According to the Heritage Foundation, the government wasted $72 billion in improper payments; in 2008, $100 million was wasted by the Defense Department on unused flight tickets because it never bothered to collect refunds even though the tickets were refundable.
But fortunately, we were able to spend $2.6 million to train Chinese prostitutes to drink more responsibly on the job. I mean, as you know, there's nothing more annoying than a Chinese prostitute who can't focus on the job at hand, because she's too liquored up. I think we all hate that.
This all has to stop! What are we insane?
Why would we take money from people in Minneapolis, send it to Washington, D.C., so that they can ship it to Alaska to build a bridge to nowhere? If Alaskans want a $250 million bridge to service 30 people, let them build it!
The first step to recovery is admitting you have a problem.
Our problem is that we have economic cancer. Now, had we addressed it when it was stage one — back when Reagan was in office — maybe we could have started out by changing our diet, had some localized treatment, phase in, over 10 years or so, some gradual changes.
Unfortunately, the tumor has grown large and spread to the lymph nodes — so now we need some radical treatment.
The White House says we're past the worst of it, yet they're proposing massive tax increases. I thought debt didn't matter? I thought we could grow our way out of this? But where would that growth come from? Auto manufacturing? Steel? Clothing? Apple products? Nope, those are made elsewhere too. Check your iPhone: Designed in California, assembled in China. Oh, how about green jobs? Solar panels! Do you really think we can make solar panels cheaper than say, India? I didn't think so.
Let's be honest with ourselves: We have a problem, America. We wanted to believe the lie. But now we have to sober up.
Yes, we'll all have to hurt with these changes I've shown you this week that have been proposed by Cato, but this cancer is deadly.
So now, what can we do? We need to cut spending and cut taxes.
I've shown you the economic reality that was put into place in the early 1960s of tying the world economies together to avoid world wars and nuclear holocaust: mutually assured economic destruction.

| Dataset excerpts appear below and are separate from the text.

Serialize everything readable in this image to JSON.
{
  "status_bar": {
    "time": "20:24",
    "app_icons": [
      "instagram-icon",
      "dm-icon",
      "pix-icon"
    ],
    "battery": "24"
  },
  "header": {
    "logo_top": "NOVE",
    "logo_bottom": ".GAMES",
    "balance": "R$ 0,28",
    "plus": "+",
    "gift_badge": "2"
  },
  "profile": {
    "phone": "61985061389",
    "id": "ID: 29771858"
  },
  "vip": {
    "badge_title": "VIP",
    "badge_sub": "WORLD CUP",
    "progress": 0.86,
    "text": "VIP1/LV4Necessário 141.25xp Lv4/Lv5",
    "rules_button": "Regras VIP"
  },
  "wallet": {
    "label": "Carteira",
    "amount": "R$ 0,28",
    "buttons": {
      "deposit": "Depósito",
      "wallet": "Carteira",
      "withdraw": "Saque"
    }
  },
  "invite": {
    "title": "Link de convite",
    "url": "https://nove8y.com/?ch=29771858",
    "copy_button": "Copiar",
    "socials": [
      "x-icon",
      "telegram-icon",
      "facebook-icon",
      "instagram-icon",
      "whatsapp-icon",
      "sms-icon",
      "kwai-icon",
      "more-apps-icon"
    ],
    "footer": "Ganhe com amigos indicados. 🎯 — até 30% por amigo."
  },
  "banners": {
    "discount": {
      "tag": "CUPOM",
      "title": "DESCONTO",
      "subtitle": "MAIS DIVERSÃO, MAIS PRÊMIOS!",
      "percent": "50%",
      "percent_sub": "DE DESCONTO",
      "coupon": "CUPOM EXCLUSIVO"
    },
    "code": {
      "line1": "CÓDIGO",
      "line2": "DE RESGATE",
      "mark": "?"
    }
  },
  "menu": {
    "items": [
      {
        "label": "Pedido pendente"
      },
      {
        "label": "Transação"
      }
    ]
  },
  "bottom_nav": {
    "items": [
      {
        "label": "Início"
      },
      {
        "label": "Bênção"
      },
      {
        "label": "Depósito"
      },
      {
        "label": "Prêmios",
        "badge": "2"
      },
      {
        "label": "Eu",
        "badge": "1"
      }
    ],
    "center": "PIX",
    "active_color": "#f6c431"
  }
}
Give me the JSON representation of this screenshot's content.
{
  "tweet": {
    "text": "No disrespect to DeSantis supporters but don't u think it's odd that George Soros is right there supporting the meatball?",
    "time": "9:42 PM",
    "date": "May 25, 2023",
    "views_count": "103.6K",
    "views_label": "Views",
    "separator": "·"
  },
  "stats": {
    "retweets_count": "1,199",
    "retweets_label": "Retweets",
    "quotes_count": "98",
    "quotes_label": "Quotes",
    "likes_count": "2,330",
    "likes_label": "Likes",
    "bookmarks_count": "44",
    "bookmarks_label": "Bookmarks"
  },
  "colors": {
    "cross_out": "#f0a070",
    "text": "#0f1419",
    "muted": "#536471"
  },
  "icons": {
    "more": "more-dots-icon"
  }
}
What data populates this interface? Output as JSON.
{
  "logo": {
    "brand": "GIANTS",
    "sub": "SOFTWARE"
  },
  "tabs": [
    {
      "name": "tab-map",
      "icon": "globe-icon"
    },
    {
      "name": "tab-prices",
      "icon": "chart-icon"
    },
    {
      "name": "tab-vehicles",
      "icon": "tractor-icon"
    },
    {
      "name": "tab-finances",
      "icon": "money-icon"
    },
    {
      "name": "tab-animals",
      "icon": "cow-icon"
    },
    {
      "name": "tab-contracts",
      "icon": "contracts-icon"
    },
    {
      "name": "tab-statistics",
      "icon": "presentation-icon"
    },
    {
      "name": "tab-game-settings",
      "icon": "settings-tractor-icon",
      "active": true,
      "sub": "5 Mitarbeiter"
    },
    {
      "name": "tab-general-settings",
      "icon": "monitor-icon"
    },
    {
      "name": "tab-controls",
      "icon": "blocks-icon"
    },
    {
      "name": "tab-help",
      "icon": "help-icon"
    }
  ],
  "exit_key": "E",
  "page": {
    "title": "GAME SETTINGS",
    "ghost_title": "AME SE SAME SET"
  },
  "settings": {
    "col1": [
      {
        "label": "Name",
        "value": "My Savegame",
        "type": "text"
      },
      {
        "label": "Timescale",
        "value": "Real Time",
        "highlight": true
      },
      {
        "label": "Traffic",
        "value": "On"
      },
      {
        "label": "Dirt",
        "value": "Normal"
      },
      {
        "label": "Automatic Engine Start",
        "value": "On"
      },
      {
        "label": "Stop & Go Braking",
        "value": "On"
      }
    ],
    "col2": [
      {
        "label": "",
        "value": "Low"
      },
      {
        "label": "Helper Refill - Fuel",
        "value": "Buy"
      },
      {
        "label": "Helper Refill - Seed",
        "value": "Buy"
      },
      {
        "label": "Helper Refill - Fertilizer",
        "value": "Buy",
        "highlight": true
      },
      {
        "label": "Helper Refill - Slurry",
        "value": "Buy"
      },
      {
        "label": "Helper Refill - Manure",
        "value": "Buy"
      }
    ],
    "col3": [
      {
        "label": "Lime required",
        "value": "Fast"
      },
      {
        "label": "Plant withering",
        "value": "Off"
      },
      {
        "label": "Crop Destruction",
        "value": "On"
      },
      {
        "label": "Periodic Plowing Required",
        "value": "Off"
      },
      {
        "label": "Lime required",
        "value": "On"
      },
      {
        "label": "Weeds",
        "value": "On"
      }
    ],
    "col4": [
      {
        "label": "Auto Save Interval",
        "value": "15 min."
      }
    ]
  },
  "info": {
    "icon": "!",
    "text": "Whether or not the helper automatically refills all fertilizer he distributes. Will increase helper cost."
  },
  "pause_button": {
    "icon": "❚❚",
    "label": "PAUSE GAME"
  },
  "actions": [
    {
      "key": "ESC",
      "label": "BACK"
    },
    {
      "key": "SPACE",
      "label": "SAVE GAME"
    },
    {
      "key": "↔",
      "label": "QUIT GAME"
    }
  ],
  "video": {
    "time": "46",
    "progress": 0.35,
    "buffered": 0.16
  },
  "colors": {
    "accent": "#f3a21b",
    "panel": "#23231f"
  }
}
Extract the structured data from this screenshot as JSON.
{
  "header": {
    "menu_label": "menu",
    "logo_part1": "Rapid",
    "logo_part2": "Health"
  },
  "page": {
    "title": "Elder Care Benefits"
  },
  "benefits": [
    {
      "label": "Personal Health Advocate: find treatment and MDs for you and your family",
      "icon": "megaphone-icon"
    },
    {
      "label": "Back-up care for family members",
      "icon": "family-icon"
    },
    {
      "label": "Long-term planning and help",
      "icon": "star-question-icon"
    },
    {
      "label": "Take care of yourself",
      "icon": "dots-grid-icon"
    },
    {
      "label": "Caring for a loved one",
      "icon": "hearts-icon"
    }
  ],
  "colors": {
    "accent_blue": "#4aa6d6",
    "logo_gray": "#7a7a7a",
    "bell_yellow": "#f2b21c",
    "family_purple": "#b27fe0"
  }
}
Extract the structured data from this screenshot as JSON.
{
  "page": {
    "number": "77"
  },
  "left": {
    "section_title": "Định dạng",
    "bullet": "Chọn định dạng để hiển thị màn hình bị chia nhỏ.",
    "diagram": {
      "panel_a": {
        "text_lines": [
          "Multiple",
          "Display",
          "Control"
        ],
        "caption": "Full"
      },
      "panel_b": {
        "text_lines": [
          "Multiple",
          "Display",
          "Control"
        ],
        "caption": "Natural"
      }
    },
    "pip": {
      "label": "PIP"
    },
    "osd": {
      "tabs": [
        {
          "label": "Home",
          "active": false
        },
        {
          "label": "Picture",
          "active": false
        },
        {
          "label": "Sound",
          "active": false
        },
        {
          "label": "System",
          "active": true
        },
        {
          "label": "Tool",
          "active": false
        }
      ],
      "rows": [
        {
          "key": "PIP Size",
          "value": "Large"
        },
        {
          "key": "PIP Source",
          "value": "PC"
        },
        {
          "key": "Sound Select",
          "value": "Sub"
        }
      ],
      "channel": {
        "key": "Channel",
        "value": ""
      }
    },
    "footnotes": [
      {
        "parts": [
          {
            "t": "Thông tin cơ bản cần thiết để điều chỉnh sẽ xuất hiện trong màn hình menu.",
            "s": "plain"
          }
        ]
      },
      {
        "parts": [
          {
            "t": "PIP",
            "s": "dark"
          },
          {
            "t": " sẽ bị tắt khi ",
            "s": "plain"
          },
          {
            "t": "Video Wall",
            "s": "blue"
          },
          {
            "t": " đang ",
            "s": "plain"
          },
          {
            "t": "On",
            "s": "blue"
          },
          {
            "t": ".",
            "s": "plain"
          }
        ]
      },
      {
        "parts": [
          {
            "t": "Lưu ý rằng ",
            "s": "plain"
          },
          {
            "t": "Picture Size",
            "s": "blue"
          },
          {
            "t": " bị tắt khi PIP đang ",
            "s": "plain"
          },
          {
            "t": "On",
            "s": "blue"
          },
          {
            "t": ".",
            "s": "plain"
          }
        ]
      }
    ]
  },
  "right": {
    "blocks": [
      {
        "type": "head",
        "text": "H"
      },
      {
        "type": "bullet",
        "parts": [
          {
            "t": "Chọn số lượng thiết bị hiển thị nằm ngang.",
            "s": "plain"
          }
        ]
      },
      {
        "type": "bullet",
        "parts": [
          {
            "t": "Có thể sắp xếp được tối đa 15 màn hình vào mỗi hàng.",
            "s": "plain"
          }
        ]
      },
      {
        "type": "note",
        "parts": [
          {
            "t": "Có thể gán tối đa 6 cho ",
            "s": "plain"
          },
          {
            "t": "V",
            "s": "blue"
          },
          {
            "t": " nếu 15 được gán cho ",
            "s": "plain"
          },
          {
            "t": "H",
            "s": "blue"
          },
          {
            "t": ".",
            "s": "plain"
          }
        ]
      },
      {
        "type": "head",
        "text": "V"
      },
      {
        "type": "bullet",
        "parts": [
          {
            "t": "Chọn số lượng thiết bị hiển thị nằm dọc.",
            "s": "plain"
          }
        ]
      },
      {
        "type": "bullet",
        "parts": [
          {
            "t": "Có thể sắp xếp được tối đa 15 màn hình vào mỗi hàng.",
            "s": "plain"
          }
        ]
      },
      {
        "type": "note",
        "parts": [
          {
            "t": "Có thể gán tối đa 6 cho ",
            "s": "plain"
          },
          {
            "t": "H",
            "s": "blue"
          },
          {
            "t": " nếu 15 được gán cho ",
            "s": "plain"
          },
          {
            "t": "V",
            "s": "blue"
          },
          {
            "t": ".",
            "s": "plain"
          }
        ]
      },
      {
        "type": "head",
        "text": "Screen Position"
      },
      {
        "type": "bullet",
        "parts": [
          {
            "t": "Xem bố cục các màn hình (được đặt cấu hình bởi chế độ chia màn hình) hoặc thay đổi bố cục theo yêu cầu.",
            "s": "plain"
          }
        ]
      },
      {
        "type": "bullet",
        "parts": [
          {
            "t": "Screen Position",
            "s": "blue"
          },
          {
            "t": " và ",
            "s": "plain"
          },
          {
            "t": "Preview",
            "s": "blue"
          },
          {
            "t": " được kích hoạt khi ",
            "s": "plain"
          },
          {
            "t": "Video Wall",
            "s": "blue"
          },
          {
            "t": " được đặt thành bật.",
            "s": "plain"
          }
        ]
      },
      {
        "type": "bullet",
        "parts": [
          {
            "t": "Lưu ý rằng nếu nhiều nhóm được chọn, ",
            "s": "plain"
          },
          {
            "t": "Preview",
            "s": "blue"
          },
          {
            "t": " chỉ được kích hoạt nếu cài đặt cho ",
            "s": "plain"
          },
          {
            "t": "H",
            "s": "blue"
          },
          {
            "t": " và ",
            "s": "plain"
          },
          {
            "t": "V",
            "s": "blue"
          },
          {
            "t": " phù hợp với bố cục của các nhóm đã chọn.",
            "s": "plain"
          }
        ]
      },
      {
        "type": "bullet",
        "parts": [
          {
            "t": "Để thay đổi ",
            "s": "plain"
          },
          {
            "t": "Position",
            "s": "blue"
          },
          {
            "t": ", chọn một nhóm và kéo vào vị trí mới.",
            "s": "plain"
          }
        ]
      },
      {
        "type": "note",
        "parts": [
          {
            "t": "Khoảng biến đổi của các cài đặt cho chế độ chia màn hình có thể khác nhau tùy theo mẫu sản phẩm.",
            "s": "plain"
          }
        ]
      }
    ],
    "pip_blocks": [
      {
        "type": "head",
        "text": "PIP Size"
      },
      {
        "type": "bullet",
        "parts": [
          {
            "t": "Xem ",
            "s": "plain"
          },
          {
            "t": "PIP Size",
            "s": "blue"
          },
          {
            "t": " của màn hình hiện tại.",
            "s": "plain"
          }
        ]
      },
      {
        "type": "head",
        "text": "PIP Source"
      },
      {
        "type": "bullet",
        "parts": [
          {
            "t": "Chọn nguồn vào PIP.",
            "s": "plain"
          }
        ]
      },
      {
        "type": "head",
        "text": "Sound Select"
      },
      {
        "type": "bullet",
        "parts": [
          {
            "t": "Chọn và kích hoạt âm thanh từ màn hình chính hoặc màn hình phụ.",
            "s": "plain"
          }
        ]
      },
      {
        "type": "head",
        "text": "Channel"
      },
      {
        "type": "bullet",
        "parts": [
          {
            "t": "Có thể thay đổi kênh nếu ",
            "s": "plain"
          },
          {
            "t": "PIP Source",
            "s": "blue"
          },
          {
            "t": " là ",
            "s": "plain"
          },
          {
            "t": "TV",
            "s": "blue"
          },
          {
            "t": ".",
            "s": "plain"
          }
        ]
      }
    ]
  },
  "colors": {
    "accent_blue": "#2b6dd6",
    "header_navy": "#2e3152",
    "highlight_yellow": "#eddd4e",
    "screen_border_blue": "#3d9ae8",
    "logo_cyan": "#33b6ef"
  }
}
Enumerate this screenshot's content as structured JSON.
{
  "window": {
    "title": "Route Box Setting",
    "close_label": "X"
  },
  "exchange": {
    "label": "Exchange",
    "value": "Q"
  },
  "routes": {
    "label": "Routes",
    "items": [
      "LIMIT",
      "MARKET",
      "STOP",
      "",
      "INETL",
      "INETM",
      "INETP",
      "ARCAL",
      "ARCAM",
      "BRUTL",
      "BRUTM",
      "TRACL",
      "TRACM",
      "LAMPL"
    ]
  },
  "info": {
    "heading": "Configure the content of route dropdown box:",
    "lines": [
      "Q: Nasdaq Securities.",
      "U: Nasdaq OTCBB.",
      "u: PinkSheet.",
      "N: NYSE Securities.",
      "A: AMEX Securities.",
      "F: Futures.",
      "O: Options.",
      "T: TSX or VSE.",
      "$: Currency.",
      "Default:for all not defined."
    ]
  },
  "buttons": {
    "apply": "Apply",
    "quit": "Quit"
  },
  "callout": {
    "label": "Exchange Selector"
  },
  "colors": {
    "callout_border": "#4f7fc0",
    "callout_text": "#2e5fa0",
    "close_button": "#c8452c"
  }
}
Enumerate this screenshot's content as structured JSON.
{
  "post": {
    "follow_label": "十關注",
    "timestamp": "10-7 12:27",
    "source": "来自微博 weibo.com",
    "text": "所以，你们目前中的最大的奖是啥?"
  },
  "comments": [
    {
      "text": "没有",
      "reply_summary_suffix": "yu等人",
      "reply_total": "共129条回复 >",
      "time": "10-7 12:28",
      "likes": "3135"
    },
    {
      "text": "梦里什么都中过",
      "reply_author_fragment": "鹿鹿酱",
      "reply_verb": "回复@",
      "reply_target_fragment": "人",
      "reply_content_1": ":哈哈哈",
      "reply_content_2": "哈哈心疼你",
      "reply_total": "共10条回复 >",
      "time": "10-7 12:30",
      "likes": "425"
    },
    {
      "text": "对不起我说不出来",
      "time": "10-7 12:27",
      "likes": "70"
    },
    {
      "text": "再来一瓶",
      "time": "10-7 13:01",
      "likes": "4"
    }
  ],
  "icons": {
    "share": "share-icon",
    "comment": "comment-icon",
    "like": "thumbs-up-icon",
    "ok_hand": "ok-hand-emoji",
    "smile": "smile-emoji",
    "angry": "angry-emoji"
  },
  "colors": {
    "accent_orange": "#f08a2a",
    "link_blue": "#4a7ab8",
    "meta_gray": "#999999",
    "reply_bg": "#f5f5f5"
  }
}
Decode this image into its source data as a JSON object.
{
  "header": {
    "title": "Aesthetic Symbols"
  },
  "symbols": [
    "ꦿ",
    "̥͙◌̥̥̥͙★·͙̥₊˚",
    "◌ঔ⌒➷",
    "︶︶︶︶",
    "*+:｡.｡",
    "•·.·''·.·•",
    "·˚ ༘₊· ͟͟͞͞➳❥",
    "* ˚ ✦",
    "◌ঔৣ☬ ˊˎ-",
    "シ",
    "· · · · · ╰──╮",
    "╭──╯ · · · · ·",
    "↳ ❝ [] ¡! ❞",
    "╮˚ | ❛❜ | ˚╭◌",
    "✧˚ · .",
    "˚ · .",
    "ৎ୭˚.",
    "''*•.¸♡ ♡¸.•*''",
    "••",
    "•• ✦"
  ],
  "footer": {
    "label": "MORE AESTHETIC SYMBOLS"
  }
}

If Russia launched their missiles, we'd launch ours and we'd destroy each other. But there was also something else: All the other world governments would pressure us and the Russians not to go to war because our economies were tied together.
We must get out of the system — it's designed to collapse. How do we do it? We did it in 1920 — we cut spending and taxes. Yes, it will be painful. It will make us sick for a while, but in the end — like chemotherapy — it's the only way to save the patient.
Experts say there's a 10/80/10 model for people that are confronted with crisis: 10 percent respond by doing the wrong thing; 80 percent wait for someone to tell them what to do, while they do nothing; and 10 percent respond with purpose, plan and action.
You have to ask yourself which one are you? We must be the latter 10 percent.